Sure, but the communities behind all the FP languages seem to share this same weakness. For obvious reasons, they attract people much more interested in hacking on funky compiler techniques than on mundane things like I/O libraries and documentation.
In contrast, I think Python and Ruby both owe a lot of their success to the people willing to put a lot of energy and polish into this essential but less glamorous work.
The Scala community is more of a blend on this front. It has FP aficionados, but it's also in production use and has commercial contributors focusing on practical issues. If Scala continues to gain popularity, it will probably continue to get more of a practical focus (there are only so many FP geeks in the world).

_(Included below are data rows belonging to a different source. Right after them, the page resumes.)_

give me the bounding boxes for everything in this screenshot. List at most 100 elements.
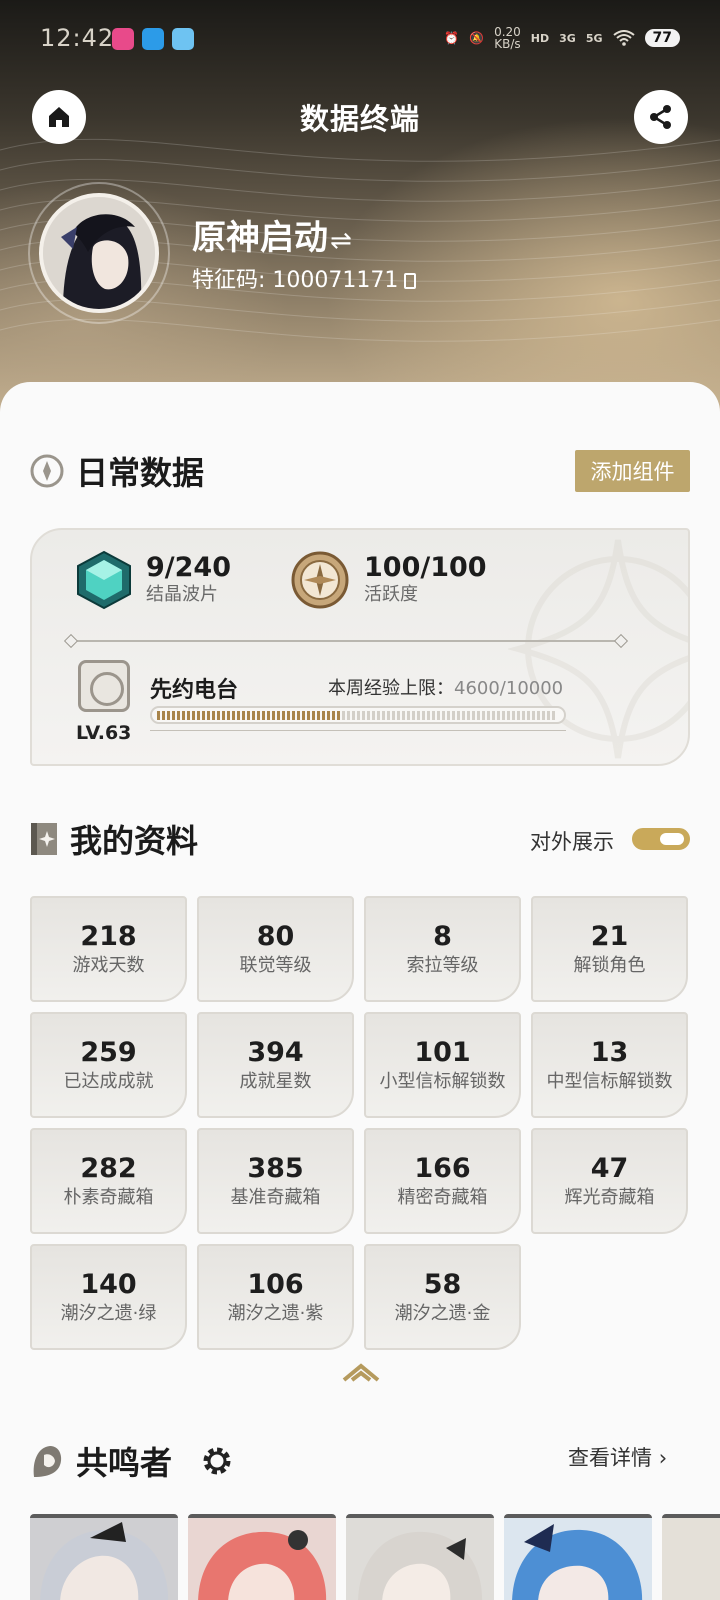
progress-segment — [372, 711, 375, 720]
stat-card: 385 基准奇藏箱 — [197, 1128, 354, 1234]
stat-label: 已达成成就 — [63, 1071, 154, 1092]
progress-segment — [362, 711, 365, 720]
resonator-card[interactable] — [346, 1514, 494, 1600]
stat-label: 中型信标解锁数 — [546, 1071, 673, 1092]
copy-icon[interactable] — [404, 273, 417, 289]
progress-segment — [417, 711, 420, 720]
progress-segment — [267, 711, 270, 720]
stat-label: 索拉等级 — [406, 955, 479, 976]
add-widget-button[interactable]: 添加组件 — [575, 450, 690, 492]
stat-card: 8 索拉等级 — [364, 896, 521, 1002]
stat-value: 140 — [80, 1269, 137, 1300]
status-indicators: ⏰ 🔕 0.20 KB/s HD 3G 5G 77 — [444, 26, 680, 50]
stat-value: 47 — [590, 1153, 629, 1184]
progress-segment — [197, 711, 200, 720]
resonator-card[interactable] — [662, 1514, 720, 1600]
progress-segment — [177, 711, 180, 720]
progress-segment — [287, 711, 290, 720]
view-details-label: 查看详情 — [568, 1446, 652, 1470]
avatar-frame[interactable] — [28, 182, 170, 324]
stat-label: 精密奇藏箱 — [397, 1187, 488, 1208]
speed-unit: KB/s — [494, 37, 521, 51]
progress-segment — [202, 711, 205, 720]
status-time: 12:42 — [40, 24, 115, 52]
activity-value: 100/100 — [364, 552, 487, 583]
stat-label: 解锁角色 — [573, 955, 646, 976]
stat-label: 辉光奇藏箱 — [564, 1187, 655, 1208]
public-display-toggle[interactable] — [632, 828, 690, 850]
gear-icon[interactable] — [200, 1444, 234, 1478]
stat-card: 218 游戏天数 — [30, 896, 187, 1002]
resonator-card[interactable] — [188, 1514, 336, 1600]
profile-section-title: 我的资料 — [70, 822, 199, 860]
stat-label: 小型信标解锁数 — [379, 1071, 506, 1092]
progress-segment — [182, 711, 185, 720]
activity-label: 活跃度 — [364, 584, 418, 605]
progress-segment — [517, 711, 520, 720]
share-icon — [650, 105, 671, 129]
wifi-icon — [612, 30, 635, 46]
progress-segment — [192, 711, 195, 720]
profile-stats-grid: 218 游戏天数 80 联觉等级 8 索拉等级 21 解锁角色 259 已达成成就 394 成就星数 1… — [30, 896, 690, 1350]
progress-segment — [297, 711, 300, 720]
progress-segment — [542, 711, 545, 720]
progress-segment — [242, 711, 245, 720]
compass-icon — [291, 551, 349, 609]
resonator-card[interactable] — [504, 1514, 652, 1600]
user-name-row[interactable]: 原神启动⇌ — [192, 210, 352, 259]
stat-value: 13 — [590, 1037, 629, 1068]
progress-segment — [432, 711, 435, 720]
battery-indicator: 77 — [644, 29, 680, 47]
stat-card: 101 小型信标解锁数 — [364, 1012, 521, 1118]
progress-segment — [427, 711, 430, 720]
mute-icon: 🔕 — [469, 31, 485, 45]
progress-segment — [347, 711, 350, 720]
progress-segment — [467, 711, 470, 720]
progress-segment — [547, 711, 550, 720]
progress-segment — [282, 711, 285, 720]
radio-icon — [78, 660, 130, 712]
radio-level: LV.63 — [76, 722, 132, 744]
stat-card: 80 联觉等级 — [197, 896, 354, 1002]
user-id-row: 特征码: 100071171 — [192, 262, 417, 294]
progress-segment — [392, 711, 395, 720]
progress-segment — [412, 711, 415, 720]
stat-card: 259 已达成成就 — [30, 1012, 187, 1118]
progress-segment — [527, 711, 530, 720]
progress-segment — [502, 711, 505, 720]
weekly-exp-label: 本周经验上限：4600/10000 — [328, 674, 563, 700]
profile-card-icon — [31, 823, 57, 855]
resonator-card[interactable] — [30, 1514, 178, 1600]
daily-section-title: 日常数据 — [76, 454, 205, 492]
progress-segment — [452, 711, 455, 720]
progress-segment — [212, 711, 215, 720]
stat-label: 潮汐之遗·绿 — [60, 1303, 157, 1324]
share-button[interactable] — [634, 90, 688, 144]
progress-segment — [292, 711, 295, 720]
collapse-chevron-icon[interactable] — [342, 1362, 380, 1382]
resonator-icon — [33, 1446, 62, 1477]
progress-segment — [232, 711, 235, 720]
hd-icon: HD — [530, 31, 550, 45]
stat-label: 潮汐之遗·金 — [394, 1303, 491, 1324]
progress-segment — [227, 711, 230, 720]
stat-value: 106 — [247, 1269, 304, 1300]
stat-value: 8 — [433, 921, 452, 952]
stat-value: 282 — [80, 1153, 137, 1184]
progress-segment — [162, 711, 165, 720]
progress-segment — [307, 711, 310, 720]
card-divider — [72, 640, 620, 642]
progress-segment — [472, 711, 475, 720]
progress-segment — [207, 711, 210, 720]
stat-card: 394 成就星数 — [197, 1012, 354, 1118]
stat-value: 21 — [590, 921, 629, 952]
daily-data-card[interactable]: 9/240 结晶波片 100/100 活跃度 LV.63 先约电台 本周经验上限… — [30, 528, 690, 766]
weekly-exp-progress-bar — [150, 706, 566, 724]
user-id: 特征码: 100071171 — [192, 268, 399, 293]
app-notification-icon — [142, 28, 164, 50]
swap-icon[interactable]: ⇌ — [330, 226, 352, 256]
progress-segment — [262, 711, 265, 720]
progress-segment — [437, 711, 440, 720]
view-details-link[interactable]: 查看详情 › — [568, 1442, 667, 1472]
stat-label: 游戏天数 — [72, 955, 145, 976]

The other thing with Scala is that it compiles to bytecode; once compiled, it's just Java. And you can always use any Java library. So there's that base of a very solid JVM runtime and very solid ecosystem of libraries that's always there.
I don't know, this has not been my experience with Haskell at all. Not only do plenty of people work on all sorts of libraries (there are some really great web frameworks, for example), but they also work on all sorts of "less interesting" stuff. For example, there are some people working to improve Hackage, which is the site that contains Haskell's libraries and their documentation, and Haskell has really good support in Emacs (which is much better than good IDE support!).
I haven't spent much time with Haskell lately but the last time I did Cabal was still way less polished and useful than Ruby's gem system or even Python's pip/distutils stuff. Robust, easy to use package management is step one in getting any new language off the ground, IMO.
Around 2002-2003 I did put a lot of effort into improving the Common Lisp and OCaml ecosystems. My lesson learned was that there's only so much I can do as an individual and that the right kind of pragmatic culture has to exist beforehand.
In contrast, I think Python and Ruby both owe a lot of their success to the people willing to put a lot of energy and polish into this essential but less glamorous work.